11. Having arrived at this conclusion, we have not found it necessary to decide on the applicant’s claim that his privacy was also violated under s. 2(4). Regarding the claims related to the Defamation Law, we have not found any reason to interfere with the conclusion reached by the earlier courts. This is because we have not been convinced that the publication of the photograph harms the applicant to a degree that constitutes grounds for a suit under the Defamation Law. Needless to say, in such matters each case must be examined based on the particular circumstances. It must be said that if not for the violation of the promise to the applicant, in my view the applicant would not have had a case. Were it not for that promise, I think that freedom of expression would prevail over violation of privacy, as well as any damage to the applicant’s good name.
The remedy
12. The Magistrates Court set the amount of compensation payable to the applicant at NIS 30,000. The Magistrates Court deducted NIS 10,000 from this amount due to the “contributory fault” that it assigned to the applicant, since he had chosen to situate his stall near the “provocative poster.” Indeed, the stall was situated near the shop where the advertisement hung inside; however, this “contributory fault” is irrelevant to the issue of the agreement made between the applicant and respondent 4. Therefore, in light of the reasoning at the basis of our ruling today, there is no reason to reduce the compensation and it should be set at NIS 30,000.

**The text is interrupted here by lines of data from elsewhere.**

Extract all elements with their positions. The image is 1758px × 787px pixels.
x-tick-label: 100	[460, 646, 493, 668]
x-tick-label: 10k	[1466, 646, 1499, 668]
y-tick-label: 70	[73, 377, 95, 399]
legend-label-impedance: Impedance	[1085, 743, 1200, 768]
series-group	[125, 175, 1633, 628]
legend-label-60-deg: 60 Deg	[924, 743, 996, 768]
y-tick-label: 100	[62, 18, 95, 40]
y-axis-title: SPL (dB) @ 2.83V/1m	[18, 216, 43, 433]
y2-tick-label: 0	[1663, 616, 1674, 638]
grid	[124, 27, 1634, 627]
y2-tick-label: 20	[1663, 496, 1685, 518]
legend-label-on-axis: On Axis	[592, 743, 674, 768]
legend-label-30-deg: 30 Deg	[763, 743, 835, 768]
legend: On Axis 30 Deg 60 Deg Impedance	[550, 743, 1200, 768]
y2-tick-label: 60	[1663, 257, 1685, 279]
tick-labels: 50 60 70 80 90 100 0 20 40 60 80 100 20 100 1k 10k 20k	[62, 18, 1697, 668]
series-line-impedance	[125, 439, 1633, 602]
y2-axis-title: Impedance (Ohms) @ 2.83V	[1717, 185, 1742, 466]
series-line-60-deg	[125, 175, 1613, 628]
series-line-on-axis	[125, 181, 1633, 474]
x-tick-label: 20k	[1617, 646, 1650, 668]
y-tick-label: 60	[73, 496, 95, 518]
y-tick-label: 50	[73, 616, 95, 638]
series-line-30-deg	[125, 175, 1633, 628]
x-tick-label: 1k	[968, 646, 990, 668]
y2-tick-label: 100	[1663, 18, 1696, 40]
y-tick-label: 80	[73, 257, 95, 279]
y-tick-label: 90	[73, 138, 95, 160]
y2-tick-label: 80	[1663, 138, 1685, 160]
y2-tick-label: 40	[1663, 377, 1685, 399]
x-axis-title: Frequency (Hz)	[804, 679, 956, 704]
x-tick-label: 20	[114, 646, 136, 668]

The appeal is granted as stated. The District Court’s judgment is voided. The judgment of the Magistrates Court, with the aforesaid amendment, is reinstated. The respondents will bear the applicant’s court costs and lawyers’ fees in the amount of NIS 10,000.
Justice J. Elon
I agree.
Justice A. Grunis:
I agree with my colleague, Vice-President Eliyahu Rivlin, that in this case, the applicant’s privacy was violated, as stated in s. 2(8) of the Protection of Privacy Law, 5741-1981. I also agree that in light of the promise made by respondent 4 to the applicant and following its violation, the defence prescribed in s. 18(3) of the Law does not apply to our case.
Therefore, I see no need to express an opinion about what conclusion would have been drawn were it not for the violation of the promise made to the applicant.